Italy looked a different side to the one that suffered a 5-0 hammering against Sweden at the Women’s World Cup as the two faced off again in the UEFA Women’s Nations League in Castel di Sangro on Tuesday evening. In the end, though, a spirited Azzurre still fell to a 1-0 defeat against the world’s top-ranked side.
In the end, it was a first-half goal from Chelsea‘s Johanna Rytting Kaneryd that sealed the win and the points for Sweden, but Andrea Soncin and his Azzurre can take positives from the performance despite the result.

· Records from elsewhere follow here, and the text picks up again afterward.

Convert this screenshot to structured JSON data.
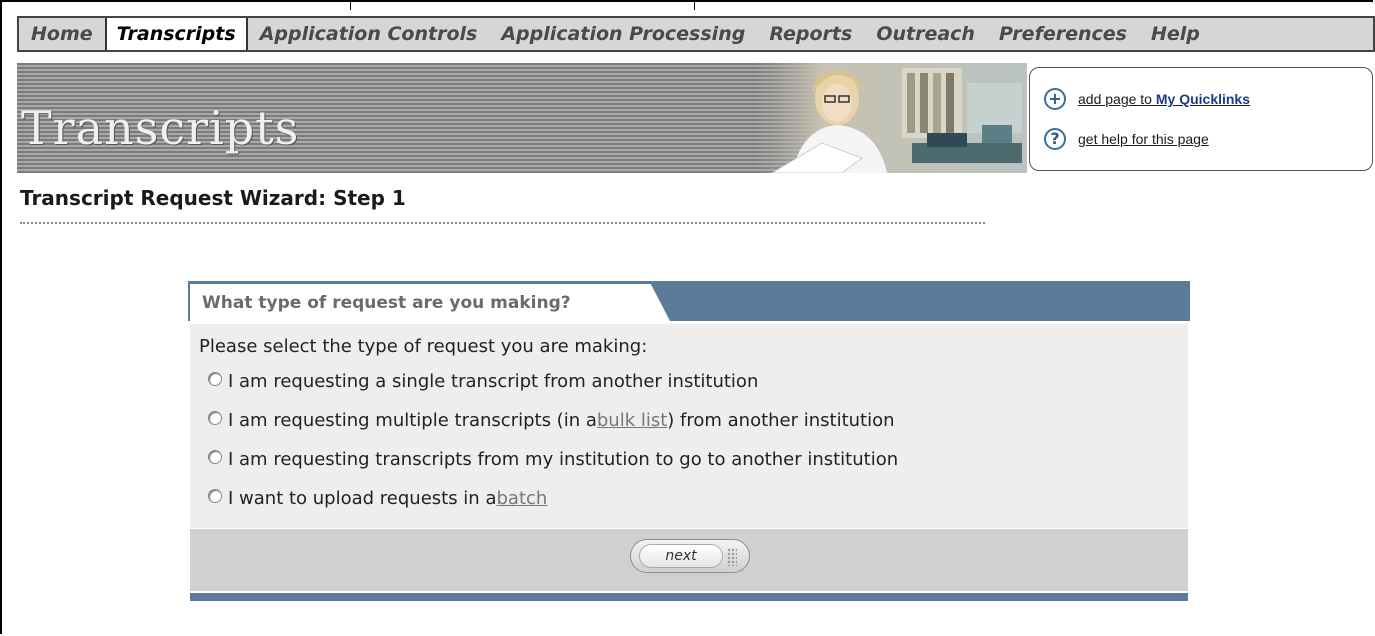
{
  "nav": {
    "items": [
      {
        "label": "Home",
        "active": false
      },
      {
        "label": "Transcripts",
        "active": true
      },
      {
        "label": "Application Controls",
        "active": false
      },
      {
        "label": "Application Processing",
        "active": false
      },
      {
        "label": "Reports",
        "active": false
      },
      {
        "label": "Outreach",
        "active": false
      },
      {
        "label": "Preferences",
        "active": false
      },
      {
        "label": "Help",
        "active": false
      }
    ]
  },
  "banner": {
    "title": "Transcripts"
  },
  "quicklinks": {
    "add_prefix": "add page to ",
    "add_strong": "My Quicklinks",
    "help": "get help for this page",
    "add_icon": "plus-icon",
    "help_icon": "question-icon"
  },
  "page": {
    "title": "Transcript Request Wizard: Step 1"
  },
  "wizard": {
    "tab_label": "What type of request are you making?",
    "prompt": "Please select the type of request you are making:",
    "options": [
      {
        "before": "I am requesting a single transcript from another institution",
        "link": "",
        "after": ""
      },
      {
        "before": "I am requesting multiple transcripts (in a ",
        "link": "bulk list",
        "after": ") from another institution"
      },
      {
        "before": "I am requesting transcripts from my institution to go to another institution",
        "link": "",
        "after": ""
      },
      {
        "before": "I want to upload requests in a ",
        "link": "batch",
        "after": ""
      }
    ],
    "next_label": "next"
  },
  "colors": {
    "panel_header": "#5b7b98",
    "panel_body": "#eeeeee",
    "panel_footer": "#d0d0d0",
    "nav_bg": "#d6d6d6"
  }
}
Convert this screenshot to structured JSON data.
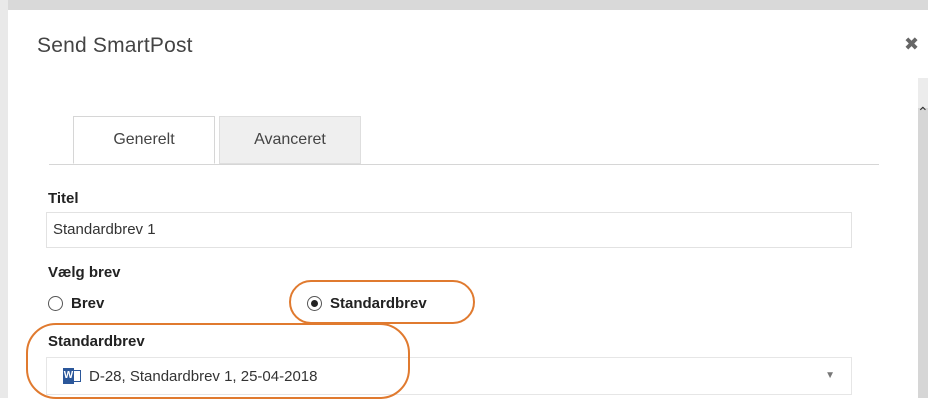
{
  "dialog": {
    "title": "Send SmartPost",
    "close_glyph": "✖"
  },
  "tabs": [
    {
      "label": "Generelt",
      "active": true
    },
    {
      "label": "Avanceret",
      "active": false
    }
  ],
  "fields": {
    "title_label": "Titel",
    "title_value": "Standardbrev 1",
    "choose_label": "Vælg brev",
    "radio_brev": "Brev",
    "radio_standard": "Standardbrev",
    "selected_radio": "Standardbrev",
    "standard_label": "Standardbrev",
    "standard_value": "D-28, Standardbrev 1, 25-04-2018"
  },
  "icons": {
    "close": "close-icon",
    "word": "word-document-icon",
    "dropdown": "chevron-down-icon"
  },
  "colors": {
    "highlight": "#e07a2f",
    "word_blue": "#2b579a"
  }
}
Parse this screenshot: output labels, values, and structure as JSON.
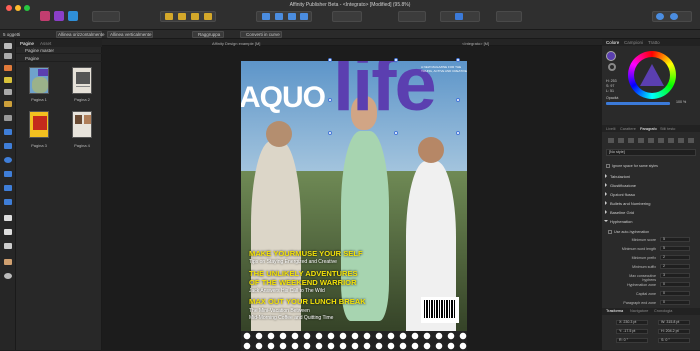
{
  "window": {
    "title": "Affinity Publisher Beta - <Integrato> [Modified] (95.8%)"
  },
  "context": {
    "objects": "5 oggetti",
    "align_h": "Allinea orizzontalmente",
    "align_v": "Allinea verticalmente",
    "group": "Raggruppa",
    "convert": "Converti in curve"
  },
  "pages_panel": {
    "tabs": [
      "Pagine",
      "Asset"
    ],
    "master_label": "Pagine master",
    "pages_label": "Pagine",
    "pages": [
      {
        "label": "Pagina 1"
      },
      {
        "label": "Pagina 2"
      },
      {
        "label": "Pagina 3"
      },
      {
        "label": "Pagina 4"
      }
    ]
  },
  "doc_tabs": [
    "Affinity Design example [M]",
    "<Integrato> [M]"
  ],
  "cover": {
    "brand_left": "AQUO",
    "brand_right": "life",
    "blurb": "A NEW MAGAZINE FOR THE YOUNG, ACTIVE AND CREATIVE",
    "headlines": [
      {
        "title": "MAKE YOURMUSE YOUR SELF",
        "sub": "Tips on Staying Energized and Creative"
      },
      {
        "title": "THE UNLIKELY ADVENTURES OF THE WEEKEND WARRIOR",
        "sub": "Jack Answers His Call to The Wild"
      },
      {
        "title": "MAX OUT YOUR LUNCH BREAK",
        "sub": "The Mini-Vacation Between Mid-Morning Coffee and Quitting Time"
      }
    ],
    "title_lines": {
      "h2a": "THE UNLIKELY ADVENTURES",
      "h2b": "OF THE WEEKEND WARRIOR",
      "s3a": "The Mini-Vacation Between",
      "s3b": "Mid-Morning Coffee and Quitting Time"
    }
  },
  "right_panel": {
    "color_tabs": [
      "Colore",
      "Campioni",
      "Tratto"
    ],
    "values": {
      "h": "H: 253",
      "s": "S: 97",
      "l": "L: 51"
    },
    "opacity_label": "Opacità",
    "opacity": "100 %",
    "para_tabs": [
      "Livelli",
      "Carattere",
      "Paragrafo",
      "Stili testo"
    ],
    "style": "[No style]",
    "ignore_spacing": "Ignore space for same styles",
    "sections": [
      "Tabulazioni",
      "Giustificazione",
      "Opzioni flusso",
      "Bullets and Numbering",
      "Baseline Grid",
      "Hyphenation"
    ],
    "auto_hyphen": "Use auto-hyphenation",
    "hyphen_fields": [
      {
        "label": "Minimum score",
        "value": "5"
      },
      {
        "label": "Minimum word length",
        "value": "5"
      },
      {
        "label": "Minimum prefix",
        "value": "2"
      },
      {
        "label": "Minimum suffix",
        "value": "2"
      },
      {
        "label": "Max consecutive hyphens",
        "value": "3"
      },
      {
        "label": "Hyphenation zone",
        "value": "0"
      },
      {
        "label": "Capital zone",
        "value": "0"
      },
      {
        "label": "Paragraph end zone",
        "value": "0"
      }
    ],
    "transform_tabs": [
      "Trasforma",
      "Navigatore",
      "Cronologia"
    ],
    "transform": {
      "x": "X: 230.3 pt",
      "w": "W: 315.8 pt",
      "y": "Y: -17.5 pt",
      "h": "H: 204.2 pt",
      "r": "R: 0 °",
      "s": "S: 0 °"
    }
  },
  "colors": {
    "accent": "#3b7ad9",
    "magazine_purple": "#5b3fb0",
    "headline_yellow": "#f2e10a"
  }
}
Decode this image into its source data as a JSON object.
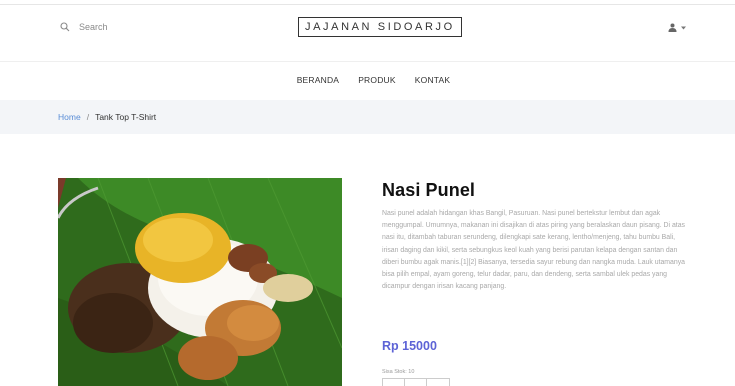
{
  "header": {
    "search_placeholder": "Search",
    "brand": "JAJANAN SIDOARJO"
  },
  "nav": {
    "items": [
      "BERANDA",
      "PRODUK",
      "KONTAK"
    ]
  },
  "breadcrumb": {
    "home": "Home",
    "separator": "/",
    "current": "Tank Top T-Shirt"
  },
  "product": {
    "name": "Nasi Punel",
    "description": "Nasi punel adalah hidangan khas Bangil, Pasuruan. Nasi punel bertekstur lembut dan agak menggumpal. Umumnya, makanan ini disajikan di atas piring yang beralaskan daun pisang. Di atas nasi itu, ditambah taburan serundeng, dilengkapi sate kerang, lentho/menjeng, tahu bumbu Bali, irisan daging dan kikil, serta sebungkus keol kuah yang berisi parutan kelapa dengan santan dan diberi bumbu agak manis.[1][2] Biasanya, tersedia sayur rebung dan nangka muda. Lauk utamanya bisa pilih empal, ayam goreng, telur dadar, paru, dan dendeng, serta sambal ulek pedas yang dicampur dengan irisan kacang panjang.",
    "price": "Rp 15000",
    "stock": "Sisa Stok: 10"
  },
  "colors": {
    "accent": "#5d63d6",
    "link": "#5a8dd6",
    "breadcrumb_bg": "#f3f5f8"
  },
  "icons": {
    "search": "search-icon",
    "user": "user-icon",
    "caret": "chevron-down-icon"
  }
}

Improved Italy put up a fight
Having been taken apart by Sweden just a couple of months earlier in New Zealand, it would have been easy for the Azzurre to fear the worst when they fell behind so early on again, as the opening exchanges had shown similar patterns to that game in July. Back then, Italy had started on the front foot but were swiftly punished when Sweden attacked, and the same thing happened in Castel di Sangro.
But this time the Azzurre didn’t let their heads drop, and they looked more like a side who can compete with sides better than themselves. Italy are a long way away from really bothering the higher-ranked sides and challenging for trophies when tournaments come around, but they have enough quality that should prevent them from being swatted aside like minnows – as happened against Sweden in the summer and against France the previous year at the European Championship.
Is Soncin finding solutions?
While there are still some questions to be asked of Soncin‘s first-choice XI, and it’s also reasonable for him to still be working that out himself after just two games, the game against Sweden showed how some of the up-and-coming players might be used in the next year or two, through this Women’s Nations League and ahead of the 2025 European Championship.
Giulia Dragoni came off the bench in the second half and looked more than comfortable at that level. Having been handed a first-team number with European champions Barcelona this season as well, the teenager looks set to have a breakthrough year at club level after being a surprise inclusion in Italy‘s World Cup squad, and a regular on the pitch in New Zealand as well. Chiara Beccari was another teenager to come off the bench and look bright in flashes.
Soncin does, though, still need to find a way to make his attack click. It didn’t look fluid against Switzerland, and it feels as though Valentina Giacinti is somewhat shoehorned into the side when Martina Piemonte is chosen as the central striker. There are options there and perhaps other shapes can be experimented with, particularly with the likes of AS Roma wide pair Benedetta Glionna and Annamaria Serturini not having an obvious place in the current 4-3-3.
With Giada Greggi and Cristiana Girelli also on the bench, as well as Lisa Boattin and Barbara Bonansea left out of this squad due to injury, there are plenty of high-quality options that Soncin hasn’t yet handed a starting spot to.